Sebuah tindakan yang tidak adil! Bagaimana mungkin rakyat kecil, yang mempunyai
sertifikat dan bukti-bukti kepemilikan tanah dikatakan tidak pantas memilikinya,
hanya karena miskin?
Sandyawan berorasi sesaat sebelum Bukit Duri diluluhlantahkan aparat/Sumber Facebook |
Penggalan
orasi di atas diteriakan dengan nada lantang bergetar oleh seorang lelaki paruh
bayah ringkih, dengan topi baret yang bertengger dikepalanya, di sebuah pagi
yang kelam, di perkampungan Bukit Duri, sesaat sebelum diluluh lantahkan oleh
buldozer dan gerombolan robot-robot bermuka datar suruhan Gubernur DKI sang
penguasa Jakarta Raya. Pria yang disapa Romo Pemulung itu tidak bisa tinggal
diam menyaksikan kezaliman menimpa ratusan keluarga, ibu-ibu dan anak-anak,
kehilangan tempat tinggal, kehidupan sosial dan mata pencaharian mereka, dalam
sekali waktu. Romo kelahiran Jeneponto bernama lengkap Ignatius Sandyawan Sumardi itu, terus melawan dan mengadvokasi
masyarakat, menolak penggusuran dan pemindahan ke Rusunawa di luar jangkauan
kemampuan ekonomis warga yang sudah turun-menurun bermukim di kawasan Bukit
Duri. Namun demikian, meskipun proses gugatan class action warga Bukit Duri masih berlangsung di pengadilan,
pemerintah tetap melakukan penggusuran dengan dalih telah melaksanakan sesuai
prosedur karena telah memberikan surat peringatan kepada warga.
Dalam sebuah
video yang diunggah di Youtube oleh akun Iman D Nugroho berjudul Babak Baru
Perlawan Sandy, Pria yang belakangan menolak disapa Romo itu menjelaskan dengan
ilmiah dan tenang terkait fenomena penggusuran yang menjadi kebijakan favorit
pemerintah saat ini.
Sejak tahun 1990, ada 3000 sampai 7000 KK
warga miskin urban yang digusur paksa tanpa diberi solusi alternatif yang
berarti. Ternyata akumulasi ini tidak berubah bentuknya bahkan sampai dengan
sekarang. Jumlah internally displaced persons (pengungsi dalam negeri)

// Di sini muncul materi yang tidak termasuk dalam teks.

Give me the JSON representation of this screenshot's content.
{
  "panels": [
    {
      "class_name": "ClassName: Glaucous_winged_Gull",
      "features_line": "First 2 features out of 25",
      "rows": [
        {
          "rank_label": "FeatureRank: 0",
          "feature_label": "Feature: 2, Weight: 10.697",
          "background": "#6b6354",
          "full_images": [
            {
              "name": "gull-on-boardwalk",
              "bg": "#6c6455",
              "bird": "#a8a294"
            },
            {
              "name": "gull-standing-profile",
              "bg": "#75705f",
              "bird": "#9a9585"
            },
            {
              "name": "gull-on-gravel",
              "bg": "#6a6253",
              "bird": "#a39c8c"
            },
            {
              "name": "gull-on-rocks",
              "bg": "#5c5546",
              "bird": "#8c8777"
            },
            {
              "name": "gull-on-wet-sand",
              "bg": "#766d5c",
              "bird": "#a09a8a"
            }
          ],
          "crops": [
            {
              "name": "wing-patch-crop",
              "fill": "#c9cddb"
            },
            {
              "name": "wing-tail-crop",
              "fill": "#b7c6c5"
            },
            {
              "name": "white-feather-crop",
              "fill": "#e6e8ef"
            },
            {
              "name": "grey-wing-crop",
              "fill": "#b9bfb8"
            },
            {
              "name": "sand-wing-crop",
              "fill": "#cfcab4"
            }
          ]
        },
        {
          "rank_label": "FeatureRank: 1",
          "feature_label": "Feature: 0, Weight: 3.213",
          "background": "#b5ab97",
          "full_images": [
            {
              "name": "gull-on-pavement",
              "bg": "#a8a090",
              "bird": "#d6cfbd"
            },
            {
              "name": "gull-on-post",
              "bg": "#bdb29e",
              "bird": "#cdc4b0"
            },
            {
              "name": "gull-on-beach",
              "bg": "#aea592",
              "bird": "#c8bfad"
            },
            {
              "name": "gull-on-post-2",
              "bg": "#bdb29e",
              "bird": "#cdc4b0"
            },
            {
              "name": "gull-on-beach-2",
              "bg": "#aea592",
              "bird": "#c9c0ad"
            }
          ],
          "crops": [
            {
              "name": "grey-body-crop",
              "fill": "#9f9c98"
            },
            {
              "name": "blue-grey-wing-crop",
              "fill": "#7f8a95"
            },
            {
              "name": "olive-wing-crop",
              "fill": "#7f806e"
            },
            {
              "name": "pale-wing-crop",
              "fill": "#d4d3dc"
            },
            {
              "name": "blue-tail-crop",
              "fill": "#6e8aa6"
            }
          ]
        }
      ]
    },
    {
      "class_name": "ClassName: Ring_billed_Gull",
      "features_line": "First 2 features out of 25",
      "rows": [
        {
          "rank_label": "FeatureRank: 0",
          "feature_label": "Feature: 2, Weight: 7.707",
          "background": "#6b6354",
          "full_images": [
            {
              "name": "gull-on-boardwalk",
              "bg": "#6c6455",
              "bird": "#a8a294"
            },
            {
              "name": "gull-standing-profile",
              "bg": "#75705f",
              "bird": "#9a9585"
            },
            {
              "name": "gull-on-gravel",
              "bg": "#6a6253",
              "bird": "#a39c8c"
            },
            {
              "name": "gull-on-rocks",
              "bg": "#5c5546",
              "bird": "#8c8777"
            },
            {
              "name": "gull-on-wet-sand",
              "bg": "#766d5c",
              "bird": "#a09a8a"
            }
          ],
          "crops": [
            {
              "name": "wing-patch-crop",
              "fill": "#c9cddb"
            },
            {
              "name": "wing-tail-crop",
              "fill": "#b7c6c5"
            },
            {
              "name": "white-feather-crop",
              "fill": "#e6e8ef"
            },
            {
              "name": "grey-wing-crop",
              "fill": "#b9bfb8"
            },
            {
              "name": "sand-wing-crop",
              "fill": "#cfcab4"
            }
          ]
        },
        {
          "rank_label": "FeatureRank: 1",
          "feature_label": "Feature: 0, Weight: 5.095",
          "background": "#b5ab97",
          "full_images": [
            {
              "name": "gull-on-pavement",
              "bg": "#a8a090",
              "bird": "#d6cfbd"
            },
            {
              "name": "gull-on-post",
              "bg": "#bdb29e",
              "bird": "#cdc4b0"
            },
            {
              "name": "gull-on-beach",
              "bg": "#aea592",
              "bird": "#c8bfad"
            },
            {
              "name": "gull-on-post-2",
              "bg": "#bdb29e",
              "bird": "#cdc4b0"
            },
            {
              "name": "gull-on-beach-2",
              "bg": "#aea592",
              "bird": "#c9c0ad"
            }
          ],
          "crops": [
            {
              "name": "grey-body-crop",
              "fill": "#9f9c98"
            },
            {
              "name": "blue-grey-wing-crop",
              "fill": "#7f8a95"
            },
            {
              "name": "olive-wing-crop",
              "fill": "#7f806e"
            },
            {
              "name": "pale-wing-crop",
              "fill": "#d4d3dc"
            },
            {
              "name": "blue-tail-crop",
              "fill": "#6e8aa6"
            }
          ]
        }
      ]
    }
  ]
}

meningkat karena penggusuran. Jaman ini adalah jaman pragmatisme pembangunan,
utamakan pembangunan infrastruktur fisik, sementara infrastruktur sosial, ekonomi
dan budaya hancur lembur. ketika infrastruktur fisik diutamakan, justru infrastruktur
ekonomi kocar-kacir. Bagi warga yang paling utama adalah pekerjaan sektor
informal, bukan tempat tidur atau tempat tinggal, betapapun tampak mewahnya.
Banyak diantara warga yang memiliki bukti kepemilikan pervonding indonesia,
akta jual beli, PBB, dsb. Apakah pemprov DKI punya bukti kepemilikan? seluruh
tanah di negeri ini adalah tanah negara, dikuasai negara, tetapi kalau
pemerintah menyatakan itu tanahnya maka pemerintah harus menunjukkan bukti
kepemilikan!
Saat
ditanya soal alternatif gubernurmu siapa, Sandy menjawab
Itu
bukan pertanyaan buat saya, bagi saya itu tidak relevan. Coba berpolitik itu politik
tentang kemanusiaan, yang mengurus perkara-perkara hidup rakyat yang sederhana,
bukan sekadar politik artifisial, politik pilkada, politik tawar menawar, dagang
sapi, berebutan uang dan kekuasaan. Saya selalu hidup di dataran rendah Jakarta,
saya merasakan sekali kehancuran kohesi sosial masyarakat. Bagaimana mungkin
rumah-rumah di pulau reklamasi, yang sama-sama rumah-rumah tidak punya IMB,
tapi pulau reklamasi itu raperdanya belum selesai, tidak digusur? Kalau kebiasaan berbohong dan mengubah
kebijakan sesuai selera dengan keyakinan sendiri, tanpa pernah mendengarkan
aspirasi rakyat dan berjalan secara membabi buta di dalam kekuasaan ini, rakyat
akan membuat perhitungan!
Karena aktivitas sosial dan advokasinya itu,
Ahok-pun menuding Sandy sebagai provokator dan penghasut warga Bukit Duri.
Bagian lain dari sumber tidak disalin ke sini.